Sometime between 1974 and 1976, when Keister's moved one door west, to 104-106 W. Chicago Road, 102 W. Chicago was vacant. As of the 1978 directory, Central Florist established its presence in Sturgis, coming from an address in Centreville; 1984, the floral shop had moved to a different address.
The last listing for 102. W. Chicago came in the 1986 city directory, with Micro-Link Center, a store selling computers, software, and accessories.
When Micro-Link moved, Keyboard Center expanded to occupy the entire physical structure, absorbing the 102 W. Chicago address into its own. As of the 1988-89 city directory, 100 W. Chicago is Keyboard Center, and the next address on the south side of the street is 104 W. Chicago.
Since 2002, 100 W. Chicago Road has been the location of Great Lakes Chocolate and Coffee Company, owned by brothers Paul Smith and Jared Smith.
They started with a single store in Sturgis, and by 2007, in pursuit of their vision to be a "deluxe Starbucks, with chocolate," had fulfilled their original goal of opening three more stores: Ann Arbor, Lansing, and Appleton, Wisconsin.
The Ann Arbor and Lansing locations are expansions, but the Appleton store marks the Smiths' first franchise.
"The ball is really just starting to roll on this," Paul Smith said. "I don't have a set goal as to how many, other than I understand the thing we're excited about with franchising, we can reach out into markets that we are unfamiliar. We can expand more quickly, and the franchise typically puts an owner operating in the store, so you have a local connection."
But even their out-of-town franchises maintain a Sturgis connection, through the coffee beans that are roasted at the Sturgis store by the Smiths' cousin, Greg Purlee.
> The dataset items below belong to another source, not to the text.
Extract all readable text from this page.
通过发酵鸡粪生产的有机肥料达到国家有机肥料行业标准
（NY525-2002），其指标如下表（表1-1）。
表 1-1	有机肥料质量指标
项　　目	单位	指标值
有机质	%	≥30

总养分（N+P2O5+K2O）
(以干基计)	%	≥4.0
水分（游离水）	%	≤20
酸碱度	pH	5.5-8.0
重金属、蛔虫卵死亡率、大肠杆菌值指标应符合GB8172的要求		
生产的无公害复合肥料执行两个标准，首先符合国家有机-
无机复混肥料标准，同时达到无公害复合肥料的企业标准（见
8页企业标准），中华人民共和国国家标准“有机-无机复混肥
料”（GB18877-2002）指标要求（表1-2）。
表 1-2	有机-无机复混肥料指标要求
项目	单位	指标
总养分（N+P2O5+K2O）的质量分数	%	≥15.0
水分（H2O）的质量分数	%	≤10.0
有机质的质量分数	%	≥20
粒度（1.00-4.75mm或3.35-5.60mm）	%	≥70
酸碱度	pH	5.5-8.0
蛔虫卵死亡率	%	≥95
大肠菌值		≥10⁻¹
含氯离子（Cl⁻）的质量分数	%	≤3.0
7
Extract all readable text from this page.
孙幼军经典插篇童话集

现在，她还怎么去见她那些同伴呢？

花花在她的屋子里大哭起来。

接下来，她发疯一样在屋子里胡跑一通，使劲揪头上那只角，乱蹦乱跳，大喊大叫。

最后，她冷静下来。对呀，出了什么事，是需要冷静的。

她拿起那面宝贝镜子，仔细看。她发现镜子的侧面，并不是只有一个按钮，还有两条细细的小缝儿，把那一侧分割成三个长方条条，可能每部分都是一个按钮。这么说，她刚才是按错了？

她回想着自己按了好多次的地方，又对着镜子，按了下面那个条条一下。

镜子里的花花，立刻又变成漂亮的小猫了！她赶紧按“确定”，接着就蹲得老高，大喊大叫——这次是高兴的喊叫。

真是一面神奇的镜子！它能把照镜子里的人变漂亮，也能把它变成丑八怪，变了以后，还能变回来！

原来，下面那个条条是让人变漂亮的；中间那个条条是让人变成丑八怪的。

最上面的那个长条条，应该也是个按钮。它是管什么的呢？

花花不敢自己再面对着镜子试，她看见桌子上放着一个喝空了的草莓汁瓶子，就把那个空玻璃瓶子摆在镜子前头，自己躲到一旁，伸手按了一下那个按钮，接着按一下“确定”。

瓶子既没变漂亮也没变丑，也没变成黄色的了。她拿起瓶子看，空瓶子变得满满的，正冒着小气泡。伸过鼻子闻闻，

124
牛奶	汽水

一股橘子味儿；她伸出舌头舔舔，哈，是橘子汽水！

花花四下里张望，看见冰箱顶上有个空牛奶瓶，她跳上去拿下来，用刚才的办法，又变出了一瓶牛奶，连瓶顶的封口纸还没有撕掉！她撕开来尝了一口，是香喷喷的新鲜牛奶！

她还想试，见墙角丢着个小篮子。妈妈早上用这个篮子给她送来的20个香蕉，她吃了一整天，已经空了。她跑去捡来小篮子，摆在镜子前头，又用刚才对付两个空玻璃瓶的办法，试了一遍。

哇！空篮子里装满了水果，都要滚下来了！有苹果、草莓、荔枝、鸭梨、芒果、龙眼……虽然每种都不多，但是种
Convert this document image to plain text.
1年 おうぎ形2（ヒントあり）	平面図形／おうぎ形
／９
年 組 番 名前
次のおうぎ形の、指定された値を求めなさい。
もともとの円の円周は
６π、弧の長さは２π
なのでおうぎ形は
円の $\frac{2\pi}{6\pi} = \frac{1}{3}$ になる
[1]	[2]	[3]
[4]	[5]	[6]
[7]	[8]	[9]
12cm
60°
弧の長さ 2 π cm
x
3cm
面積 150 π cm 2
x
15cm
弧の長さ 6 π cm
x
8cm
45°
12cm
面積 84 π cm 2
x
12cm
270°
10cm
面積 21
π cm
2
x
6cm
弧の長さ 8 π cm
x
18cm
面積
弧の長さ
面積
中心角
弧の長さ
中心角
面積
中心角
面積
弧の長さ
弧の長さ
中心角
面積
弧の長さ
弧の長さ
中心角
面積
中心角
"That's part of our franchising," Smith said. "We supply all the coffee, so it's going to be roasted fresh here in Sturgis, then shipped to all the locations, but that gives us a competitive advantage because we can control our quality and our freshness and our supplies."
With a roasting capacity of 100 pounds of beans per hour, Smith estimates they can supply 25 to 30 stores with the current roasting machine- "then that that point we'll upgrade." he said. "So we'll see where it goes from here."
On the Net: www.greatlakeschocolate.com
The date of this picture showing the 100 block of the south side of Chicago Road is not known, but knowledge of fire history on that block as well as the sign designating Citizens State Bank helps narrow down the date: the second fire to destroy those buildings occurred in 1898 or 1899, the bank was in that location from 1892 until 1924, and Chicago Road was paved in 1913. The street in the photo appears unpaved; if this presumption is accurate, these dates combine to suggest a date between 1900 and 1913.
Great Lakes Chocolate and Coffee Company roasts its own coffee beans, supplying its Sturgis store as well as its locations in Ann Arbor, Lansing, and Appleton, Wisc. "I think the coolest thing about the building is we do the roasting here," said Paul Smith, co-owner with his brother, Jared Smith. "We exposed the brick walls, there's a window you can see in, see us roasting- it's kind of a neat feature." The Smiths' cousin, Greg Purlee, shown here, does the roasting.
Great Lakes Chocolate and Coffee Company has occupied 100 W. Chicago since 2002. The building's exterior shell formerly housed two separate spaces and addresses, 100 and 102 W. Chicago, each with its own tenant. Sometime in the later-1980's, the Keyboard Center moved in, then expanded, combining the two interior spaces into a single numbered address, 100 W. Chicago.